アードラクトはまたもそれを受け止め、一瞬で彼の両腕を斬り飛ばした。
「悪いが、もう誓った相手が居るのでな」
「親父殿が嫉妬しちまうぜ!!」
クレイグは血の武具を複数作り上げ、両脚で蹴り飛ばした。
「俺は貴様と本気で剣を交えるつもりはない」
アードラクトは剣を軽々と弾き、クレイグの腕が再生するのを待った。
「だが俺はここに居るぜ。どうするよ!!」
クレイグは両腕を広げ、一歩ずつアードラクトに近付く。
「逃げる」
彼は冷淡にそう言ってのけると、クレイグの顔は曇り、血の武器を投げ捨てた。
「そうかよ」
それは、お気に入りのおもちゃを取られた子供が拗ねる様に似ていた。
「……案ずるな、最強のヒトよ。お前の飢えはいつか、クリフが満たしてくれるだろう」
アードラクトは剣を両手で掴み、天へ振り上げる。
その切先からは、燃え滾るような魔力が収束していた。
「……まさか」
クレイグの目が輝きを取り戻す。
「魔法は使わん。

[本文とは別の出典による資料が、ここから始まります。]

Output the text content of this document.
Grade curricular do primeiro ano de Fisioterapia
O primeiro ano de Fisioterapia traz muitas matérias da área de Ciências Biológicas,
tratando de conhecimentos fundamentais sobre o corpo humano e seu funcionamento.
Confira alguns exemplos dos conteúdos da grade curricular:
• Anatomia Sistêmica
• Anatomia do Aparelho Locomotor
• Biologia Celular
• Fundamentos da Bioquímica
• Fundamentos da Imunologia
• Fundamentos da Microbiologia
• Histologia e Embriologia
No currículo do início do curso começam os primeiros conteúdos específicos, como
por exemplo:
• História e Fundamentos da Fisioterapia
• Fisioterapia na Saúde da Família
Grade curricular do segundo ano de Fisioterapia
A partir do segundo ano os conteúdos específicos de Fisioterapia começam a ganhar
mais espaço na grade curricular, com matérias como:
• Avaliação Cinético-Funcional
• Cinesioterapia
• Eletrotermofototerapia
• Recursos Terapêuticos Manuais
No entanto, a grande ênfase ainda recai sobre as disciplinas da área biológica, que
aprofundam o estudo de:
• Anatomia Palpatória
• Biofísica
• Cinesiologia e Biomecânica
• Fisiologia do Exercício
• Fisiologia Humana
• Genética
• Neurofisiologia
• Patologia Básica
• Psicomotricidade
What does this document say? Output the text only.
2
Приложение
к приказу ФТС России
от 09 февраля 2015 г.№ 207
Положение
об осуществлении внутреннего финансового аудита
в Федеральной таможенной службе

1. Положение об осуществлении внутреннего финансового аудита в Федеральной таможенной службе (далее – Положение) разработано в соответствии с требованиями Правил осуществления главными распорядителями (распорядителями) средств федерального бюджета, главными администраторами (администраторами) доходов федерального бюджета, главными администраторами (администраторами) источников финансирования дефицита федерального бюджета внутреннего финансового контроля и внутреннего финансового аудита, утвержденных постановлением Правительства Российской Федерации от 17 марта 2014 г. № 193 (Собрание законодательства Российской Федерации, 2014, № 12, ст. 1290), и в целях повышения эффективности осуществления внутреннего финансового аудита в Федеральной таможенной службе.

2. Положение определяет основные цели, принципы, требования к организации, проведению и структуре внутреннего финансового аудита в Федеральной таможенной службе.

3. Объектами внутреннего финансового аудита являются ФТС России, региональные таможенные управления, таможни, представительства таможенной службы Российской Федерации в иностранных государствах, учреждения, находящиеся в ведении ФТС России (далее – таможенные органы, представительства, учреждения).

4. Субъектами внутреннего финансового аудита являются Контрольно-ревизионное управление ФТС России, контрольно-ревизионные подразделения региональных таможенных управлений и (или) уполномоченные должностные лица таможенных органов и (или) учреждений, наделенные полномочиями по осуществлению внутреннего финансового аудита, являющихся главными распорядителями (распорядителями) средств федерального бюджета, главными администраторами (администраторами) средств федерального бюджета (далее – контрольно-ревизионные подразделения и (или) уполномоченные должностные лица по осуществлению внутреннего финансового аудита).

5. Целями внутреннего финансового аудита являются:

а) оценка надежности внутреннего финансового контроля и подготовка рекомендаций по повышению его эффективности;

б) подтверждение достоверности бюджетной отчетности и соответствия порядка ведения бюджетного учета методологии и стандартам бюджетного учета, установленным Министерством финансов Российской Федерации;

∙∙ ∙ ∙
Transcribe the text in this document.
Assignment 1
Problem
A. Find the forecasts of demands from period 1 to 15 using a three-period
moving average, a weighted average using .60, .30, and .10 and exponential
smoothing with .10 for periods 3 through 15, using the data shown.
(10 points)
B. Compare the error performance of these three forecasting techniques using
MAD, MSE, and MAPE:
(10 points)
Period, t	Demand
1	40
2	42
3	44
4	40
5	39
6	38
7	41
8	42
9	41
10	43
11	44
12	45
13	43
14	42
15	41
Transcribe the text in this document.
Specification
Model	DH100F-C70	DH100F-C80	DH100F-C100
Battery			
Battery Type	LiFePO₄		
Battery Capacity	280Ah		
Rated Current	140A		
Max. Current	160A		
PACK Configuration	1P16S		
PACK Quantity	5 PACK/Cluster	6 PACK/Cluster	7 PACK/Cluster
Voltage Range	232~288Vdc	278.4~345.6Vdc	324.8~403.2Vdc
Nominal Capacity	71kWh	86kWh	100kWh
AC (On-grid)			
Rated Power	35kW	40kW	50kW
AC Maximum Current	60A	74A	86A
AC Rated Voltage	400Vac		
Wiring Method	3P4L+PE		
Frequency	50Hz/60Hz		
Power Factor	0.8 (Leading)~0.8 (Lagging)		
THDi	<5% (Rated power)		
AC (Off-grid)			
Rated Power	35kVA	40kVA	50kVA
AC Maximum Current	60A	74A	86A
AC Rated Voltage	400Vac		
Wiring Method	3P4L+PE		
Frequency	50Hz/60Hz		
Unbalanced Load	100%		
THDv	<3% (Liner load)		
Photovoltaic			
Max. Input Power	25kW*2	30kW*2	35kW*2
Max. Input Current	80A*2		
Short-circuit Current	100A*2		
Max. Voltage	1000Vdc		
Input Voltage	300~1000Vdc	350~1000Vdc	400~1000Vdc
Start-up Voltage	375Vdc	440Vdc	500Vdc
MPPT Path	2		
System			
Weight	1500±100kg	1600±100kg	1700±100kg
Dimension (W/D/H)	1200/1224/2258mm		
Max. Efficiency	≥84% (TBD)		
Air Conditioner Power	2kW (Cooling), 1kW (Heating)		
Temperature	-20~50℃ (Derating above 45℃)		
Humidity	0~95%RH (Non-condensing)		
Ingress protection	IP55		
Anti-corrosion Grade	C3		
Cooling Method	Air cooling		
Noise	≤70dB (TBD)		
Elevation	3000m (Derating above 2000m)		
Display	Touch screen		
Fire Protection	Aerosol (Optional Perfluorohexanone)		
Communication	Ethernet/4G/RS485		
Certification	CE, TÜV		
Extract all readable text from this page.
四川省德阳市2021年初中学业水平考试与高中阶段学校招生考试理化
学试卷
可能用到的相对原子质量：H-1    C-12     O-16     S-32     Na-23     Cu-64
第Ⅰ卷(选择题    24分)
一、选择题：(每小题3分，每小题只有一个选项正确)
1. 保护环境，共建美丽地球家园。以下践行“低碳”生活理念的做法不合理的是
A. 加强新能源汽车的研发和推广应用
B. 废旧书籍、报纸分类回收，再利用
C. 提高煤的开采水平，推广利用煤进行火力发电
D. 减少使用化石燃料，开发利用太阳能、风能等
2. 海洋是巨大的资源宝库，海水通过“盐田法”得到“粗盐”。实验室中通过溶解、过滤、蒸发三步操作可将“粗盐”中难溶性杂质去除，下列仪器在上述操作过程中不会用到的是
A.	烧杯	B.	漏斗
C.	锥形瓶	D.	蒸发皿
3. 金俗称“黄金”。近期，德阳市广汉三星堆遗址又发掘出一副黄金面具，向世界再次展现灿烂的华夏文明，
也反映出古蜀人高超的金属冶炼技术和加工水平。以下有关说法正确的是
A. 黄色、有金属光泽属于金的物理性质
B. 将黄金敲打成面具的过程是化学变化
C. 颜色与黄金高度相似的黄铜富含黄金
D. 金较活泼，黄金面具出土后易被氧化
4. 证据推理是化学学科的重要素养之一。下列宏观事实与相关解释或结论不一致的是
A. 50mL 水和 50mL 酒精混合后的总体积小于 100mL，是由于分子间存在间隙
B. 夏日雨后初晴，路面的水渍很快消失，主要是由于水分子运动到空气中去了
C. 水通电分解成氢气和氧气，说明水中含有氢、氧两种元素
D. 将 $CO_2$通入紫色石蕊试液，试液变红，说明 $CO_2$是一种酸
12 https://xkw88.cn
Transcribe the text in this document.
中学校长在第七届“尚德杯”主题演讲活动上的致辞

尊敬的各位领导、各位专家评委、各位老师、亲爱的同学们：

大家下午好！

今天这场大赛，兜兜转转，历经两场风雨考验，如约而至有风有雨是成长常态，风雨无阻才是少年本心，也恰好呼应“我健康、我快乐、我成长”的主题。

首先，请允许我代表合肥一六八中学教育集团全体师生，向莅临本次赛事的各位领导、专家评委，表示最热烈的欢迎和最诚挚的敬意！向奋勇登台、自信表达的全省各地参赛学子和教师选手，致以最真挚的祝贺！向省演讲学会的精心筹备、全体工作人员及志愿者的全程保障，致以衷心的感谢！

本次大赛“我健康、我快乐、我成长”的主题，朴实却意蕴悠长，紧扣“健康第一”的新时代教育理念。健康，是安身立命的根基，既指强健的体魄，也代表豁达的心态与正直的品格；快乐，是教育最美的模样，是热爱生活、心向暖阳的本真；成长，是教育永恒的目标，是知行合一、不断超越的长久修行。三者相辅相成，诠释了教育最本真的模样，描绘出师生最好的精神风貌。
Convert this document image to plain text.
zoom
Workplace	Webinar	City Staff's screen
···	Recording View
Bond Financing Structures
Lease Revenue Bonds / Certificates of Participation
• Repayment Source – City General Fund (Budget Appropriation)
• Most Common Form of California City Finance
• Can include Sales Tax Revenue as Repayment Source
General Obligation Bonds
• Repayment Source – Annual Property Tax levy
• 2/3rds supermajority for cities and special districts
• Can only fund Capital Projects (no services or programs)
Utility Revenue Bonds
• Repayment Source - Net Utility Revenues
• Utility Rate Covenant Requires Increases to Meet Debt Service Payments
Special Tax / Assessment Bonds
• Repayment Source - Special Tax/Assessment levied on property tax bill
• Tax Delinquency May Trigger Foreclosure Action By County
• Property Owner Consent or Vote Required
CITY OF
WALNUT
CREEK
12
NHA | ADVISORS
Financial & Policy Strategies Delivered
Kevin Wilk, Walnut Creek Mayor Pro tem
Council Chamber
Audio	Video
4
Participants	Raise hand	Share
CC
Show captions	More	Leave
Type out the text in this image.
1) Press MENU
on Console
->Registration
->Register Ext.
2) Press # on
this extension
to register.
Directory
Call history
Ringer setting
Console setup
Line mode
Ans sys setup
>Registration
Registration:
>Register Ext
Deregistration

だが、かつての最強が貴様に餞別をくれてやろう」
「そなたの心遣い忘れぬ。礼を申す!!」
クレイグは満面の笑みを浮かべ、両腕を広げた。
「受け取るが良い!」
アードラクトが剣を振り下ろす。
次の瞬間、大気が歪んだ。
圧倒的な力によって空気は一気にせり出され、過熱。
軸線上に伸びた魔力の軌跡が、遠くに広がる雲を裂き、クレイグの肉体を圧壊させた。
そして切先が地面に激突した瞬間、地面が切り裂かれ、その後に歪んで捲れ上がった。
その日、ジレーザでは軽度の地震が起こった。
「噛み締めておけ」
アードラクトは惨憺な破壊痕を空に立って見下ろしていた。
彼は呟くと、突然空気をシルク生地のように掴み、引っ張った。
そしてそれを纏った瞬間、彼はその場から消失した。
「……ありがとう、最高のプレゼントだ。俺の前に最強だった男よ」
焦げた肉塊から再生を終えたクレイグは、満足げに呟く。
「さて、帰るか」
クレイグは自身の身体に入った亀裂を撫でた後、転移門を呼び出し消えた。